Pharmaceutical company Eli Lilly's experimental Alzheimer's drug has failed in a large clinical trial, a significant setback in the effort to fight the disease. The drug, solanezumab, had shown potential promise in slowing thought and memory deterioration in Alzheimer's patients by attacking amyloid plaques that are believed to build up in their brains and cause dementia. The latest failure supports previous research suggesting that by the time even mild dementia appears it is too late to halt or reverse the damage. "It's not going to be disease-modifying therapy for mild patients, so that's heartbreaking,” said incoming Eli Lilly president and CEO Dave Ricks.

9.

At least 67 people were killed Thursday when scaffolding holding about 70 workers collapsed at a construction site in eastern China in what appears to be the country's worst workplace accident in more than two years. The workers were building a power plant cooling tower in the city of Fengcheng in Jiangxi province.

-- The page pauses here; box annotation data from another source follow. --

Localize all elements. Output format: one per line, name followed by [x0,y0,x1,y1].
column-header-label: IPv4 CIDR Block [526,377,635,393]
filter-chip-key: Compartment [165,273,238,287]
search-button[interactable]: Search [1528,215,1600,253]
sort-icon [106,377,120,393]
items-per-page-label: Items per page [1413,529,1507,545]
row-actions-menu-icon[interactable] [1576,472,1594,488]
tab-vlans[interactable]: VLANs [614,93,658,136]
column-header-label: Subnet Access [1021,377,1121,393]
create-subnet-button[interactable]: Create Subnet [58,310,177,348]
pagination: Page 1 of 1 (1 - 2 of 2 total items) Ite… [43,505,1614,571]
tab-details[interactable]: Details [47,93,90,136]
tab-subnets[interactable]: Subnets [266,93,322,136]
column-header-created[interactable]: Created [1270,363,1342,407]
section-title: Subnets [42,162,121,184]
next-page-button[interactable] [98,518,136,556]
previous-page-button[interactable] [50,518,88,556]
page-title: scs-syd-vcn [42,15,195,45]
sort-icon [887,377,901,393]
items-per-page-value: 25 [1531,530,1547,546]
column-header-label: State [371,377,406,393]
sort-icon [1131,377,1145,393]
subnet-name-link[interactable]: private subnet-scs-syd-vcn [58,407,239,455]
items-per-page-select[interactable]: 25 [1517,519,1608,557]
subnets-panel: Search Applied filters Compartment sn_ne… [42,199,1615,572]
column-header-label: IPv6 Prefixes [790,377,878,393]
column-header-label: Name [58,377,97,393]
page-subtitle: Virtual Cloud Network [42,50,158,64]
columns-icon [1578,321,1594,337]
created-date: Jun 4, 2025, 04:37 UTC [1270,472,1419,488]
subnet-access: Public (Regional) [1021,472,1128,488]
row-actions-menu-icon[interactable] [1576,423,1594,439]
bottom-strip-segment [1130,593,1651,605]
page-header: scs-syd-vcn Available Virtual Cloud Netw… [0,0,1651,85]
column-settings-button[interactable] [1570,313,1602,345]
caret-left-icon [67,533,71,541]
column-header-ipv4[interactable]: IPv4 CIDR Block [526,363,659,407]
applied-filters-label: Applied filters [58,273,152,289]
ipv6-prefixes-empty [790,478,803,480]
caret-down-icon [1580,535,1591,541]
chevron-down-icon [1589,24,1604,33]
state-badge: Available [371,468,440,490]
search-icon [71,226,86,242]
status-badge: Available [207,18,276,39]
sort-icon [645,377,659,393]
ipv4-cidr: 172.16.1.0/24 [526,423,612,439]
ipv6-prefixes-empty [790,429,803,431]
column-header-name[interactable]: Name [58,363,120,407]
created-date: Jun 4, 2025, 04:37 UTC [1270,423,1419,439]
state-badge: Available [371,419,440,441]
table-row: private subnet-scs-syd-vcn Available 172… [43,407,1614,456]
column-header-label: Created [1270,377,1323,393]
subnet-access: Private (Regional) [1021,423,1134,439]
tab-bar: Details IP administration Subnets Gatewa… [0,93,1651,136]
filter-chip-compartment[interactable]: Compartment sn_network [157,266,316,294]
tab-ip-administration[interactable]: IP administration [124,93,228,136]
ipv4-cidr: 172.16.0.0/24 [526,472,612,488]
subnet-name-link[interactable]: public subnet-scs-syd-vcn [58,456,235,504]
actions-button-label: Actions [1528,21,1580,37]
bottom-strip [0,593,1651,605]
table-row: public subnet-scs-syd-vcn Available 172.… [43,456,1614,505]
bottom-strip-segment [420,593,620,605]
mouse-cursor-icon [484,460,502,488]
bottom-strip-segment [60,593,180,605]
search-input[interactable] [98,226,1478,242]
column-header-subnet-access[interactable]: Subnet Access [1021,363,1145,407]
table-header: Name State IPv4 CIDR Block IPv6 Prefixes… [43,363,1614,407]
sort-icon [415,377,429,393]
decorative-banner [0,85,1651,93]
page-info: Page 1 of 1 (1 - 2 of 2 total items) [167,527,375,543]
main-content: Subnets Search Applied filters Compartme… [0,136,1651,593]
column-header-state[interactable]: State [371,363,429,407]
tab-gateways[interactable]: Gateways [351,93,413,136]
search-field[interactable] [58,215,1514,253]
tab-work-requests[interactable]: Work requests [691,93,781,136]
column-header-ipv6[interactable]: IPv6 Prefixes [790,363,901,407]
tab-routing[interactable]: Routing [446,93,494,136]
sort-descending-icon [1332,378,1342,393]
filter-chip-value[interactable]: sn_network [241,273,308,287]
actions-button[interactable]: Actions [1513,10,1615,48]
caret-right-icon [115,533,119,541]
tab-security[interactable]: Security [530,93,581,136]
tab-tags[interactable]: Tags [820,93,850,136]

About 500 rescue workers dug through the wreckage through the morning, some using their bare hands to pull away iron bars and wooden planks, but authorities said it appeared nearly everyone on the work platform died when it came crashing down.

10.

President Obama presided over his eighth and final traditional pardoning of the national Thanksgiving turkey Wednesday. The first seven times Obama observed the White House tradition, he was flanked by his daughters Sasha and Malia, but he said they couldn't take another year of his "corny-copia of dad jokes about turkeys." Instead, Obama was joined by his nephews, Austin and Aaron Robinson, as he granted clemency to two turkeys, Tater and Tot. "As I do," he said, "I want to take a moment to recognize the brave turkeys who weren't so lucky, who didn't get to ride the gravy train to freedom, who met their fate with courage and sacrifice, and proved that they weren't chicken."